В поисках Парижа, или Вечное возвращение | страница 77



Главное ведь в том, что Булгаков – комедиограф, человек совершенно театральный, гениальный читатель. И вступал в почтительный и все же равный диалог с «лукавым и обольстительным галлом» в «бронзовом парике» и «бронзовыми бантами на башмаках»[16] как с собратом, чьи страдания открывались ему до самого кошмарного дна. И понял я тогда, что воображение и понимание все может не только заменить, но и превзойти.

Понял не до конца, но ощущение собственной малости стало меня мучить. Правда, другие книги в серии «Жизнь замечательных людей» мало были похожи на литературу, и в этом смысле «Жизнь господина де Мольера» стала бомбой, упавшей в болото. Но я был слишком молод и увлечен собой и своим «Домье», чтобы сокрушаться долго. Книга Булгакова смутила меня, но, боюсь, не научила ничему, во всяком случае тогда.

Зато когда несколько лет спустя после выхода «Домье» и «Давида» и первой поездки в Париж заключил договор на книгу о Ватто, я понял, насколько поработил мое воображение Булгаков.

Писать по-старому не получалось, новой, своей интонации не было. И вся моя детская самонадеянность вкупе с непереваренным опытом первых двух книг и любовью к изящному слогу жестоко мне отомстили.

Так невыносимо красиво я не писал еще никогда.

«Итак, читатель, зажжем восковые свечи перед картинами Антуана Ватто. Пусть их огни, вздрогнув в старом лаке…»

Этой фразой начиналась моя бедная несостоявшаяся книжка. Увидев, насколько она (оказывается!) стилизуется под булгаковскую «Жизнь господина де Мольера», я впал в смятение. В оправдание взял оттуда эпиграф, так сказать, «открыл прием»: «Передо мной горят восковые свечи, и мозг мой воспален». Не помогло. Какие-то мысли, суждения, даже обороты получались, я чувствовал: так я раньше не умел писать. Но так написать большой текст не мог, это были только проблески, догадки. Я словно бы и подпрыгивал высоко, но удержаться на высоте не умел. Случай, тогда воспринятый мною трагически, меня выручил: я затянул работу, со мной расторгли договор. Несмотря на огорчение, я в глубине души успокоился: понимал, что книга не удастся, в тридцать три года писать о Ватто рано.
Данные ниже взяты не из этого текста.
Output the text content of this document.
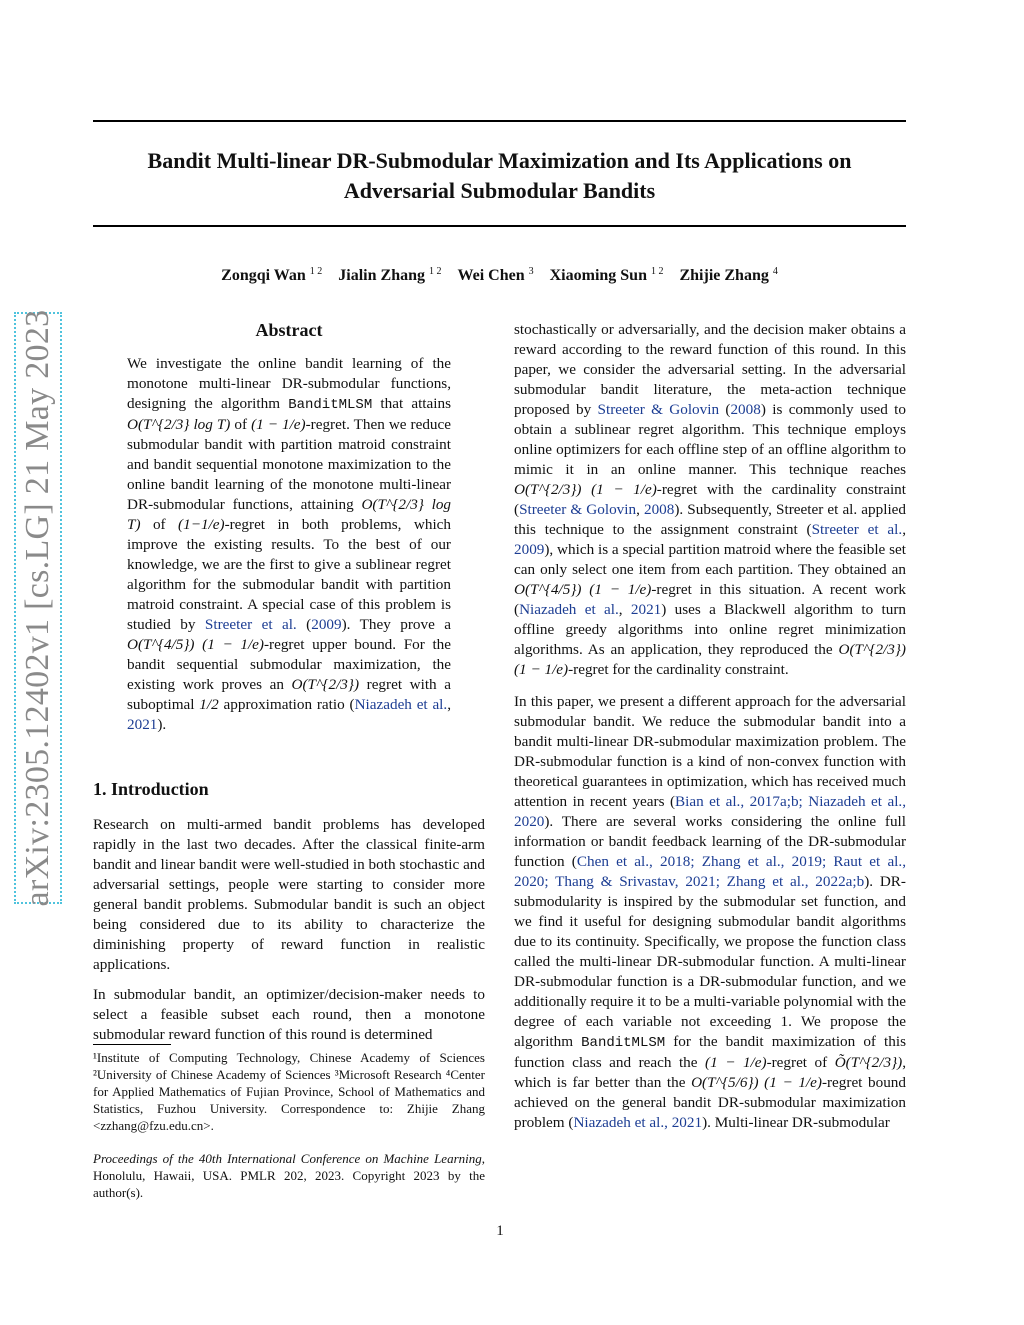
Bandit Multi-linear DR-Submodular Maximization and Its Applications on
Adversarial Submodular Bandits
Zongqi Wan $^{1 2}$ Jialin Zhang $^{1 2}$ Wei Chen $^3$ Xiaoming Sun $^{1 2}$ Zhijie Zhang $^4$
arXiv:2305.12402v1 [cs.LG] 21 May 2023	Abstract

We investigate the online bandit learning of the monotone multi-linear DR-submodular functions, designing the algorithm BanditMLSM that attains O(T^{2/3} log T) of (1 − 1/e)-regret. Then we reduce submodular bandit with partition matroid constraint and bandit sequential monotone maximization to the online bandit learning of the monotone multi-linear DR-submodular functions, attaining O(T^{2/3} log T) of (1−1/e)-regret in both problems, which improve the existing results. To the best of our knowledge, we are the first to give a sublinear regret algorithm for the submodular bandit with partition matroid constraint. A special case of this problem is studied by Streeter et al. (2009). They prove a O(T^{4/5}) (1 − 1/e)-regret upper bound. For the bandit sequential submodular maximization, the existing work proves an O(T^{2/3}) regret with a suboptimal 1/2 approximation ratio (Niazadeh et al., 2021).

1. Introduction

Research on multi-armed bandit problems has developed rapidly in the last two decades. After the classical finite-arm bandit and linear bandit were well-studied in both stochastic and adversarial settings, people were starting to consider more general bandit problems. Submodular bandit is such an object being considered due to its ability to characterize the diminishing property of reward function in realistic applications.

In submodular bandit, an optimizer/decision-maker needs to select a feasible subset each round, then a monotone submodular reward function of this round is determined

stochastically or adversarially, and the decision maker obtains a reward according to the reward function of this round. In this paper, we consider the adversarial setting. In the adversarial submodular bandit literature, the meta-action technique proposed by Streeter & Golovin (2008) is commonly used to obtain a sublinear regret algorithm. This technique employs online optimizers for each offline step of an offline algorithm to mimic it in an online manner. This technique reaches O(T^{2/3}) (1 − 1/e)-regret with the cardinality constraint (Streeter & Golovin, 2008). Subsequently, Streeter et al. applied this technique to the assignment constraint (Streeter et al., 2009), which is a special partition matroid where the feasible set can only select one item from each partition. They obtained an O(T^{4/5}) (1 − 1/e)-regret in this situation. A recent work (Niazadeh et al., 2021) uses a Blackwell algorithm to turn offline greedy algorithms into online regret minimization algorithms. As an application, they reproduced the O(T^{2/3}) (1 − 1/e)-regret for the cardinality constraint.

In this paper, we present a different approach for the adversarial submodular bandit. We reduce the submodular bandit into a bandit multi-linear DR-submodular maximization problem. The DR-submodular function is a kind of non-convex function with theoretical guarantees in optimization, which has received much attention in recent years (Bian et al., 2017a;b; Niazadeh et al., 2020). There are several works considering the online full information or bandit feedback learning of the DR-submodular function (Chen et al., 2018; Zhang et al., 2019; Raut et al., 2020; Thang & Srivastav, 2021; Zhang et al., 2022a;b). DR-submodularity is inspired by the submodular set function, and we find it useful for designing submodular bandit algorithms due to its continuity. Specifically, we propose the function class called the multi-linear DR-submodular function. A multi-linear DR-submodular function is a DR-submodular function, and we additionally require it to be a multi-variable polynomial with the degree of each variable not exceeding 1. We propose the algorithm BanditMLSM for the bandit maximization of this function class and reach the (1 − 1/e)-regret of Õ(T^{2/3}), which is far better than the O(T^{5/6}) (1 − 1/e)-regret bound achieved on the general bandit DR-submodular maximization problem (Niazadeh et al., 2021). Multi-linear DR-submodular

¹Institute of Computing Technology, Chinese Academy of Sciences ²University of Chinese Academy of Sciences ³Microsoft Research ⁴Center for Applied Mathematics of Fujian Province, School of Mathematics and Statistics, Fuzhou University. Correspondence to: Zhijie Zhang <zzhang@fzu.edu.cn>.

Proceedings of the 40th International Conference on Machine Learning, Honolulu, Hawaii, USA. PMLR 202, 2023. Copyright 2023 by the author(s).

1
Могло бы получиться, но лишь то, что немцы называют Zuckerwasser (сахарная водичка)!



Книгу о Ватто я написал лишь через десять лет, может быть, одну из своих лучших книжек, – скорее всего, потому, что помог первый скорбный опыт. Нового «Ватто» я писал действительно «открытым приемом»: не пересказывал, а цитировал мемуары, источники, собственные предположения называл предположениями, сомнения – сомнениями.